Welcome to the fourth edition of Automotive SEO 101, our ongoing series covering the basics of on-page and off-page optimization for car dealers. In this post, we cover best practices for optimizing URLs and the overall architecture of your site. We're getting slightly more into the nitty-gritty here, so be sure you have a firm grasp on the foundational elements we covered in previous sessions first: keyword research, optimizing titles and on-page content optimization.
URL structure and site architecture play a multifaceted role in the optimization of your site. Not only do they have a direct impact on your rankings, but they also allow search engines to reach all pages on your site more easily. And when Google can reach the pages you want to rank for within just one or two links, it's more likely to consider those pages important and serve them up higher in search results.
Let's start with the root of every URL on your site: the domain. As the host for every page, your domain is an important signal to search engines of what the site's about.
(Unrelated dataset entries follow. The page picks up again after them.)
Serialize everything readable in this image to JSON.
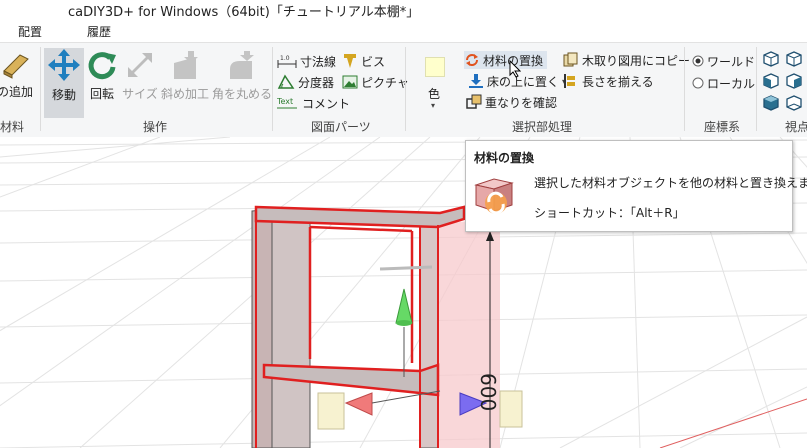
{
  "window": {
    "title": "caDIY3D+ for Windows（64bit)「チュートリアル本棚*」"
  },
  "menu": {
    "items": [
      "配置",
      "履歴"
    ]
  },
  "ribbon": {
    "groups": {
      "material": {
        "label": "材料",
        "button": "の追加"
      },
      "operation": {
        "label": "操作",
        "buttons": [
          "移動",
          "回転",
          "サイズ",
          "斜め加工",
          "角を丸める"
        ]
      },
      "drawing": {
        "label": "図面パーツ",
        "buttons": [
          "寸法線",
          "ビス",
          "分度器",
          "ピクチャ",
          "コメント"
        ]
      },
      "selection": {
        "label": "選択部処理",
        "color_label": "色",
        "buttons": [
          "材料の置換",
          "木取り図用にコピー",
          "床の上に置く",
          "長さを揃える",
          "重なりを確認"
        ]
      },
      "coord": {
        "label": "座標系",
        "options": [
          "ワールド",
          "ローカル"
        ]
      },
      "view": {
        "label": "視点"
      }
    }
  },
  "tooltip": {
    "title": "材料の置換",
    "description": "選択した材料オブジェクトを他の材料と置き換えます。",
    "shortcut": "ショートカット：「Alt＋R」"
  },
  "viewport": {
    "dimension_label": "600"
  }
}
For example, with the domain name hondaofhollywood.com, Google knows that every page on your site is about Honda and Hollywood, which from semantic relationships it has learned crawling the web means that it's also tangentially related to cars, Los Angeles, California, etc.
Having a keyword that you want your site to rank for in the domain is practically a necessity. At one time, having an exact-match domain to the keyword you wanted to rank for was among the strongest on-page ranking metrics. Nowadays, it's diminished in importance, but it's still a strong signal. Whenever possible, put your make keyword, whether it's Honda, Ford or any other, as close to the beginning of the domain name as possible.
A geographic keyword is also a plus to have in your domain, especially if your dealership name contains a big metro area like "Honda of Los Angeles," but it's not as important as the make. Google short or long-tail keywords, and you'll see why - the make will be bolded in the domain names of sites in search results. See the examples at right, where we Googled "honda dealers" from LA and "used honda accord los angeles." In both SERPs (search engine results pages), "honda" is bolded in the domain names.
There are three rules of thumb to keep in mind when optimizing URLs:
• Keyword in URL: Include your primary keyword term in the page URL
• The Fewer Directories, the Better: Keep your pages as close to the root domain as possible, with as few directories in the way as possible
• Hyphenate: Separate words with hyphens or underscores; hyphens are preferable, but won't make much difference compared to underscores
Example: "http://brucewillishonda.com/used-accord-los-angeles" is better than "http://brucewillishonda.com/content/landingpages/accord1" because it has the keyword phrase hyphenated and close to the root domain without 2 subdirectories in the way
Be careful not to go overboard when optimizing your URLs - length can be an issue. Don't try to cram too many keywords into the filename. That's a spam signal to search engines. Just name it with your primary keyword phrase and stop there.
All of your important pages should be one, or at the most two, clicks away from your homepage. With that in mind, a flatter site architecture is always best, since, by design, it keeps the majority of your pages close to your homepage.
The farther your pages are from the homepage in terms of internal links, the less importance those pages have in Google's eyes. A large part of this also has to do with what's called "link juice." Google relies on incoming links from other sites to rank your pages - think of every link another site gives you as a vote. Because your homepage is most often the page that gets linked to the most, it has the most link juice and the strongest ranking power. It passes that link juice and ranking power to any page it links to, so direct links from your homepage to the pages you want to rank most are the best way to get more pages at the top of search results.
This is a complicated topic, and one that we'll discuss further in the final entry of our series. But for now, remember that the ideal site architecture for a car dealer site would put inventory listings, top landing pages and service forms just one click from the homepage, and vehicle details pages just two clicks from the homepage.